Alaska Whale Watching
by Shari Bookstaff
Imagine exploring a pristine wilderness. Clear water surrounds you as you paddle your kayak away from shore. Suddenly, you see a large puff of smokey air waft high into the sky. The black body of the animal that follows slowly breaks the surface of the water, You see a long expanse of the whale’s back, then a glimpse of the dorsal fin. As the whale dives, it lifts its 15-foot wide flukes (tail) into the air. The flukes are as large as the boat you’ve long-since stopped paddling. This is an introduction to Alaska Whale Watching!
Fabulous wildlife excursions await you if you plan a vacation to Alaska. Whale watching is one of the most popular and exciting nature tours you can experience. The polar, icy waters surrounding Alaska are the summer home to a great number of species of whales, seabirds, sea lions, and the great grizzly bear. The long, sunny summer days together with the cold, nutrient-rich water supplies a fantastic base for an extremely productive food web. When you have lots of little creatures (plankton) swimming in the water, lots of big creatures (whales) will be around to eat them!
Alaska whale watching will feature usually feature either humpback whales or killer whales (orcas). Humpback whales undergo an annual migration from warm, Hawaiian waters, where females give birth and males attempt an elaborate mating ritual, to the cold, productive waters of Alaska. Whale watching in a kayak, or a larger boat, will bring you to the primary feeding sites of these magnificent animals. Dinnertime for the humpback whales will last a few months, then they will head back to Hawaii. For more the Hawaiian chapter of the whale’s tale, see my article on Hawaii Whale Watching.
One fantastic feeding ritual performed by Alaskan humpback whales is called bubble-net feeding. These Alaskan whales will swim in a circle around a school of fish, blowing bubbles as they go. The rising bubbles form a net around the fish, corralling them in a tight area. Then, the whales will lunge through the tight ball of fish, gulping huge numbers of them into their open mouths. This type of cooperative feeding behavior is only seen on Alaska whale watching excursions.

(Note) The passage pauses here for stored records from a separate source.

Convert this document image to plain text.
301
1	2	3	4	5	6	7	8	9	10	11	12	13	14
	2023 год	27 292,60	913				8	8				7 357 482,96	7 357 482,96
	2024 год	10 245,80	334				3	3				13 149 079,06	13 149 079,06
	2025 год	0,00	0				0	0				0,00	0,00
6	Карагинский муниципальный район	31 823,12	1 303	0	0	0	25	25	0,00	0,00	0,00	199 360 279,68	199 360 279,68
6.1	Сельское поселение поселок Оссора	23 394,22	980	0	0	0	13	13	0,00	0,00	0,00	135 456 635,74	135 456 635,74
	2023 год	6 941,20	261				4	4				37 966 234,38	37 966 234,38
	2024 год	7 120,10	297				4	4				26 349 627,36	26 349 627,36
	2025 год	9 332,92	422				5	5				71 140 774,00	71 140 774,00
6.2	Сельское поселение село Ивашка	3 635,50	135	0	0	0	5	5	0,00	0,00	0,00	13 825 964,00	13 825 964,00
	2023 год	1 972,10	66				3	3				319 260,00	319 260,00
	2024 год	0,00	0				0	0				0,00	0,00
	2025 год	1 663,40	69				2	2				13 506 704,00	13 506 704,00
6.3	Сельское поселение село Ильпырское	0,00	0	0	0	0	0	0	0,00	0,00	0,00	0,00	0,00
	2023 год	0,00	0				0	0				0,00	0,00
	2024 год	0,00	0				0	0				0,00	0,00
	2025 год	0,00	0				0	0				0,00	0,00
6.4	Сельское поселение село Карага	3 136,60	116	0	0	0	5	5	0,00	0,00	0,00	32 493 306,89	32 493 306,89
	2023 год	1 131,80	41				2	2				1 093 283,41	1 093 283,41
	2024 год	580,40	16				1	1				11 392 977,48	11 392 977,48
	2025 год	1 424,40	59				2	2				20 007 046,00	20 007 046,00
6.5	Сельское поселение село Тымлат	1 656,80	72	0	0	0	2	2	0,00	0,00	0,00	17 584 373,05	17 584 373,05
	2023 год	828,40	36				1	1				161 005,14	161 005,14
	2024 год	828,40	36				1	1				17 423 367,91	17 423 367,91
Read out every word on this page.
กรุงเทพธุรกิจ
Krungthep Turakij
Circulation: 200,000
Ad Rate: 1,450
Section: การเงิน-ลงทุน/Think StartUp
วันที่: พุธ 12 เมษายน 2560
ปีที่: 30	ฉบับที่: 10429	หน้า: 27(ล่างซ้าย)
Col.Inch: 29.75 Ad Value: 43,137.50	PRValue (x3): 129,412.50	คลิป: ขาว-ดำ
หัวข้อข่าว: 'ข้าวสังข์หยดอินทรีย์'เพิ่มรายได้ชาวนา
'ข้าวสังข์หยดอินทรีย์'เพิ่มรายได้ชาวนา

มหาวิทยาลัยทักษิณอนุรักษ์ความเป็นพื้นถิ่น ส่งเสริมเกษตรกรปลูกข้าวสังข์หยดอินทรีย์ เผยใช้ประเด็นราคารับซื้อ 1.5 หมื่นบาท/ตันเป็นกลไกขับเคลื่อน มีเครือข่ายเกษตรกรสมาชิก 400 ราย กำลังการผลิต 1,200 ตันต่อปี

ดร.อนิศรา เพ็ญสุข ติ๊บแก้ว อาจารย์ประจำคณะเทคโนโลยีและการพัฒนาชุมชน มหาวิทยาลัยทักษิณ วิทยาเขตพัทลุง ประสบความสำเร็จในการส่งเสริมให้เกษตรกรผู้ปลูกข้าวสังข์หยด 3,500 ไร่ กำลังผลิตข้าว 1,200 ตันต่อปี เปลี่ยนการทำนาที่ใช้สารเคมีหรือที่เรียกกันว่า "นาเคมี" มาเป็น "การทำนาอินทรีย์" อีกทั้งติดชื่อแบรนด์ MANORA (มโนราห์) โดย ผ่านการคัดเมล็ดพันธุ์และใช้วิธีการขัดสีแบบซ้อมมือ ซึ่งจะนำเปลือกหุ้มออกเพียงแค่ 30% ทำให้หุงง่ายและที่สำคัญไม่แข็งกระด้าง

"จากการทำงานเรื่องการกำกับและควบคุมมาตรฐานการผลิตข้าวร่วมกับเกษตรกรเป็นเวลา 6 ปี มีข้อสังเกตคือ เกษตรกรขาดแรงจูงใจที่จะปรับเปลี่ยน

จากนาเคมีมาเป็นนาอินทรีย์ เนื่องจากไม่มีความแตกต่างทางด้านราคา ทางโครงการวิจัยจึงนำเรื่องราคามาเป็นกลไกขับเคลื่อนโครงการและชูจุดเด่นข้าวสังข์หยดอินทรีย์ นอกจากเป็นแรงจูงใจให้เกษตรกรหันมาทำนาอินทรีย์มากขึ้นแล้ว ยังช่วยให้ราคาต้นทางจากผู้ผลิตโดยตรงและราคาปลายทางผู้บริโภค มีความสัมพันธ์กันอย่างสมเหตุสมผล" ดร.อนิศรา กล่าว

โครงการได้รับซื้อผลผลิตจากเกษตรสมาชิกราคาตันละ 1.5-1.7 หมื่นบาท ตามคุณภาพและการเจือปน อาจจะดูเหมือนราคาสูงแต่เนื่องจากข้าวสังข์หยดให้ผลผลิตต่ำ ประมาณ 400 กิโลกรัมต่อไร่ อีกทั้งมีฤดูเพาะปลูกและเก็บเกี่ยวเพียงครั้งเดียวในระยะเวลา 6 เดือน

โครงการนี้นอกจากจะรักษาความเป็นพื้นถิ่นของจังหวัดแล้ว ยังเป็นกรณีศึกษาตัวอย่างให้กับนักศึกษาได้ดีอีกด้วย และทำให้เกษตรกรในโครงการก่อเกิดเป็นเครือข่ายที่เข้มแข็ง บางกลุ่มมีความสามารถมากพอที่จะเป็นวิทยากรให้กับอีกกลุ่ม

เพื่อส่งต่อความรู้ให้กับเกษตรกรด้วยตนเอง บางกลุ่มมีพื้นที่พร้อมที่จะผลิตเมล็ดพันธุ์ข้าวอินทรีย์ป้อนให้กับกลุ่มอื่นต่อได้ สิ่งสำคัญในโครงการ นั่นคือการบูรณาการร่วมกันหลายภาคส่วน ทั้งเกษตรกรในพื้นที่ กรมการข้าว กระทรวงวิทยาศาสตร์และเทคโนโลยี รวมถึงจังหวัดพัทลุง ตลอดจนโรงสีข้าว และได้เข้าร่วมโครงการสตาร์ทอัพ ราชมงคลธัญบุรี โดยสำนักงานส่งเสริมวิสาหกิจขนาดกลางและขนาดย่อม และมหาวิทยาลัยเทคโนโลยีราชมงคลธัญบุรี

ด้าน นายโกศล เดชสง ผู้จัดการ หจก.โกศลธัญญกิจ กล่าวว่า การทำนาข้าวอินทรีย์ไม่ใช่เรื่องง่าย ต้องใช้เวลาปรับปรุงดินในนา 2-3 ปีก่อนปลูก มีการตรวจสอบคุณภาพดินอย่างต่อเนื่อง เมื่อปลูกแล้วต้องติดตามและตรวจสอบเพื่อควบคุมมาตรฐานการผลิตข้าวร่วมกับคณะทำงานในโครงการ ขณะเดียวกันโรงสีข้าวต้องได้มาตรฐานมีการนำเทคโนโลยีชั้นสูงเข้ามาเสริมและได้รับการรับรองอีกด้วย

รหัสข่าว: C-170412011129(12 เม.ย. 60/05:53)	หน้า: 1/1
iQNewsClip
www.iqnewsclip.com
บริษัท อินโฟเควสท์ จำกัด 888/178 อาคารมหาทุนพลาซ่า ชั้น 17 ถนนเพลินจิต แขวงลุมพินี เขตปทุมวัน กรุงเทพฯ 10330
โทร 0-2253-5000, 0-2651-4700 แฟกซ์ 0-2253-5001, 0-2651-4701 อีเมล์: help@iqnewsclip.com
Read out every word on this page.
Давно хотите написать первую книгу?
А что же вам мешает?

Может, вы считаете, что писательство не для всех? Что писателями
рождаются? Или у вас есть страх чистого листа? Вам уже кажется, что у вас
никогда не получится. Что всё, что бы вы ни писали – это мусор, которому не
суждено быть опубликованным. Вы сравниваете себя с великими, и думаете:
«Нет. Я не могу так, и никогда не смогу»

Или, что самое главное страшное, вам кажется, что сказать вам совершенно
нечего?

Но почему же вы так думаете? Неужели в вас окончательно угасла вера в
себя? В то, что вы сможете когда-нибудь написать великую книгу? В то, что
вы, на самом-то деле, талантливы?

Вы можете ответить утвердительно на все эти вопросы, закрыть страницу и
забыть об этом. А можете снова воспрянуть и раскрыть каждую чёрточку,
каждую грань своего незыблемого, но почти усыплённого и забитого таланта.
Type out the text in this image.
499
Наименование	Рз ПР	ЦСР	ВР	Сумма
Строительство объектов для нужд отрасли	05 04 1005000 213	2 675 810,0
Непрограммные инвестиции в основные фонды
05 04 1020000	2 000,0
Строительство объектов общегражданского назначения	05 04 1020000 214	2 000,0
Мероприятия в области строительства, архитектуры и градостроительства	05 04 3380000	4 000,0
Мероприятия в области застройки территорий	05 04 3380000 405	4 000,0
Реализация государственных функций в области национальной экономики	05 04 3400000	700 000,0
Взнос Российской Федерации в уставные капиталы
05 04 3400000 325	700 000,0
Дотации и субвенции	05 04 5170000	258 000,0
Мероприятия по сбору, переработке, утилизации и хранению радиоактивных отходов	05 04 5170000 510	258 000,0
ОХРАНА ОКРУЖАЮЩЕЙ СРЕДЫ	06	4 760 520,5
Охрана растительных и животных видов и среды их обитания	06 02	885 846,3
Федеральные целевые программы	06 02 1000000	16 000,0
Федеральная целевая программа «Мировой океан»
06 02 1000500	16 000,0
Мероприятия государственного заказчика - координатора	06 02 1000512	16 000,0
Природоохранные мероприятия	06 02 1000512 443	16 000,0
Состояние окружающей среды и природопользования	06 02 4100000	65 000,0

Killer whales will also likely be viewed during an Alaska whale watching tour. Killer whales (orcas) are an awesome sight to see in the wild. There are two separate races of killer whales you may encounter: resident or transient. Resident killer whale pods are primarily fish-eaters. They take advantage of the salmon run each year to gulp down this favorite food. Transient killer whale pods feed on other marine mammals. If you see a killer whale chasing a sea lion during an Alaska whale watching trip, you are very fortunate!
There are many companies that offer Alaska whale watching opportunities. One of the most popular is to take an Alaskan cruise. Many of the major cruise lines offer Alaska as a destination. Look for itineraries that include a day in Glacier Bay. Viewing glaciers in this national park is spectacular, and just outside the entrance, you may see some whales from your ship. Be sure to choose Alaska whale watching as one of your shore excursions.
Going on a vacation that will include Alaska whale watching will be the trip of a lifetime. Don’t forget the camera!